MLOps Infrastructure Stack
Before any machine learning model can be put in production, many experimentation cycles are needed to identify the right ML model to achieve the business goal. This experimentation phase adds additional complexity in any ML project because it includes three main artifacts: Data, Model, and Code. To manage this complexity, we need well-defined structures, processes, and proper software tools that manage ML artifacts and cover the machine learning cycle.
MLOps must be language-, framework-, platform-, and infrastructure-agnostic practice. MLOps should follow a “convention over configuration” implementation.

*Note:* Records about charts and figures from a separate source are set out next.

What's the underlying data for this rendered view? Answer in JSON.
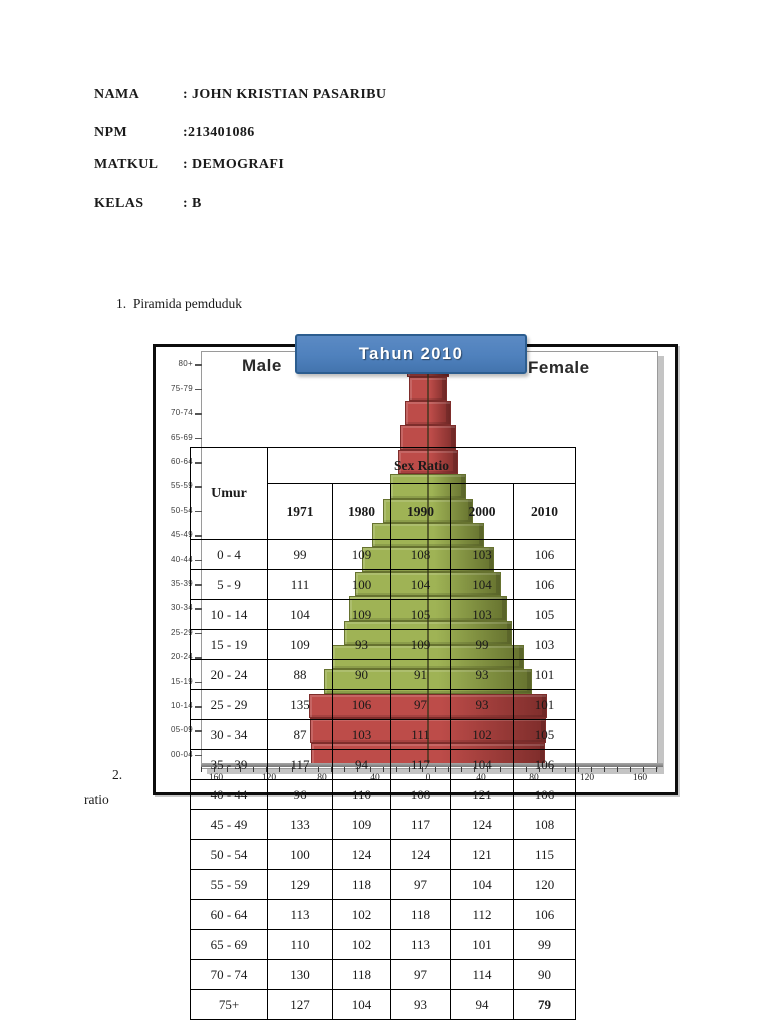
{
  "header": {
    "rows": [
      {
        "label": "NAMA",
        "value": ": JOHN KRISTIAN PASARIBU"
      },
      {
        "label": "NPM",
        "value": ":213401086"
      },
      {
        "label": "MATKUL",
        "value": ": DEMOGRAFI"
      },
      {
        "label": "KELAS",
        "value": ": B"
      }
    ]
  },
  "list_items": {
    "item1_number": "1.",
    "item1_text": "Piramida pemduduk",
    "item2_number": "2.",
    "item2_fragment": "ratio"
  },
  "chart": {
    "title": "Tahun 2010",
    "male_label": "Male",
    "female_label": "Female",
    "y_axis_labels": [
      "80+",
      "75-79",
      "70-74",
      "65-69",
      "60-64",
      "55-59",
      "50-54",
      "45-49",
      "40-44",
      "35-39",
      "30-34",
      "25-29",
      "20-24",
      "15-19",
      "10-14",
      "05-09",
      "00-04"
    ],
    "x_axis_labels": [
      "160",
      "120",
      "80",
      "40",
      "0",
      "40",
      "80",
      "120",
      "160"
    ],
    "colors": {
      "title_bg": "#4f81bd",
      "title_border": "#2c5d8f",
      "green": "#9fb355",
      "green_border": "#66722f",
      "red": "#bd4c49",
      "red_border": "#7e2d2b",
      "axis": "#777777"
    }
  },
  "chart_data": {
    "type": "pyramid",
    "title": "Tahun 2010",
    "note": "Symmetric stepped population pyramid (Male left, Female right); bar lengths unlabeled, given as relative half-widths in px; x axis 0-160 each side",
    "bars": [
      {
        "age": "80+",
        "half": 21,
        "color": "red"
      },
      {
        "age": "75-79",
        "half": 19,
        "color": "red"
      },
      {
        "age": "70-74",
        "half": 23,
        "color": "red"
      },
      {
        "age": "65-69",
        "half": 28,
        "color": "red"
      },
      {
        "age": "60-64",
        "half": 30,
        "color": "red"
      },
      {
        "age": "55-59",
        "half": 38,
        "color": "green"
      },
      {
        "age": "50-54",
        "half": 45,
        "color": "green"
      },
      {
        "age": "45-49",
        "half": 56,
        "color": "green"
      },
      {
        "age": "40-44",
        "half": 66,
        "color": "green"
      },
      {
        "age": "35-39",
        "half": 73,
        "color": "green"
      },
      {
        "age": "30-34",
        "half": 79,
        "color": "green"
      },
      {
        "age": "25-29",
        "half": 84,
        "color": "green"
      },
      {
        "age": "20-24",
        "half": 96,
        "color": "green"
      },
      {
        "age": "15-19",
        "half": 104,
        "color": "green"
      },
      {
        "age": "10-14",
        "half": 119,
        "color": "red"
      },
      {
        "age": "05-09",
        "half": 118,
        "color": "red"
      },
      {
        "age": "00-04",
        "half": 117,
        "color": "red"
      }
    ]
  },
  "table": {
    "corner_header": "Umur",
    "group_header": "Sex Ratio",
    "year_headers": [
      "1971",
      "1980",
      "1990",
      "2000",
      "2010"
    ],
    "rows": [
      {
        "age": "0 - 4",
        "values": [
          "99",
          "109",
          "108",
          "103",
          "106"
        ]
      },
      {
        "age": "5 - 9",
        "values": [
          "111",
          "100",
          "104",
          "104",
          "106"
        ]
      },
      {
        "age": "10 - 14",
        "values": [
          "104",
          "109",
          "105",
          "103",
          "105"
        ]
      },
      {
        "age": "15 - 19",
        "values": [
          "109",
          "93",
          "109",
          "99",
          "103"
        ]
      },
      {
        "age": "20 - 24",
        "values": [
          "88",
          "90",
          "91",
          "93",
          "101"
        ]
      },
      {
        "age": "25 - 29",
        "values": [
          "135",
          "106",
          "97",
          "93",
          "101"
        ]
      },
      {
        "age": "30 - 34",
        "values": [
          "87",
          "103",
          "111",
          "102",
          "105"
        ]
      },
      {
        "age": "35 - 39",
        "values": [
          "117",
          "94",
          "117",
          "104",
          "106"
        ]
      },
      {
        "age": "40 - 44",
        "values": [
          "96",
          "110",
          "108",
          "121",
          "106"
        ]
      },
      {
        "age": "45 - 49",
        "values": [
          "133",
          "109",
          "117",
          "124",
          "108"
        ]
      },
      {
        "age": "50 - 54",
        "values": [
          "100",
          "124",
          "124",
          "121",
          "115"
        ]
      },
      {
        "age": "55 - 59",
        "values": [
          "129",
          "118",
          "97",
          "104",
          "120"
        ]
      },
      {
        "age": "60 - 64",
        "values": [
          "113",
          "102",
          "118",
          "112",
          "106"
        ]
      },
      {
        "age": "65 - 69",
        "values": [
          "110",
          "102",
          "113",
          "101",
          "99"
        ]
      },
      {
        "age": "70 - 74",
        "values": [
          "130",
          "118",
          "97",
          "114",
          "90"
        ]
      },
      {
        "age": "75+",
        "values": [
          "127",
          "104",
          "93",
          "94",
          "79"
        ],
        "bold_last": true
      }
    ]
  }
}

The MLOps technology stack should include tooling for the following tasks:
- data engineering,
- version control of data, ML models and code,
- coninuous integration and continuous delivery pipelines,
- automating deployments and experiments,
- model performance assessment, and
- model monitioring in production.
To solve MLOps challenges there are many choices ranging from using an off-the-shelf machine-learning platform to implement an in-house solution by composing open-source libraries. Existing cloud providers already working on offering machine learning platforms such as AI Platform by Google Cloud, AzureML, and SageMaker by AWS. Initiated at Google, the Kubeflow project presents an option to manage a set of open-source tools for MLOps and assemble them on Kubernetes. The adoption of such ML platform depends on the cloud strategy of the organization. In case, when an in-house hosted solution for MLOps is preferred, non-cloud systems like MLFlow, Sacred, or DVC might be a tool of choice.
Currently, the landscape of MLOps technologies is frequently changing. As the scope of each tool might span several components of the MLOps process, every use-case would require to consider the MLOps tech stack carefully. For example, the requirements for model versioning and monitoring might be different depending on the use-case. Monitoring model serving in the regulated industries such as financial or medical will be more sophisticated than in a non-regulated. The structured way to proceed in the MLOps tech stack selection is to use the MLOps Stack Template. This template breaks down a machine learning workflow into nine components, as described in the MLOps Principles. Before selecting tools or frameworks, the corresponding requirements for each component need to be collected and analysed. Finally, the tool selection should be aligned to that analysis.
The following MLOps Stack Template is courtesy of Henrik Skogström (Valohai)
An example of the technology stack might include the following open source tools:
MLOps Setup Components | Tools |
---|---|
Data Analysis | Python, Pandas |
Source Control | Git |
Test & Build Services | PyTest & Make |
Deployment Services | Git, DVC |
Model & Dataset Registry | DVC[aws s3] |
Feature Store | Project code library |
ML Metadata Store | DVC |
ML Pipeline Orchestrator | DVC & Make |
Depending on the requirements or restrictions, organizations can implement their own in-house MLOps system by combining existing open-source libraries. To build such a system one should have an overview of the MLOps tool landscape. This landscape is rapidly developing and changing on a daily basis because different tools specialise in different niches. The Linux Foundation’s LF AI project created a visualization for the ML/AI and MLOps tools. Another curated list of the production machine learning tools is maintained by the Institute for Ethical AI.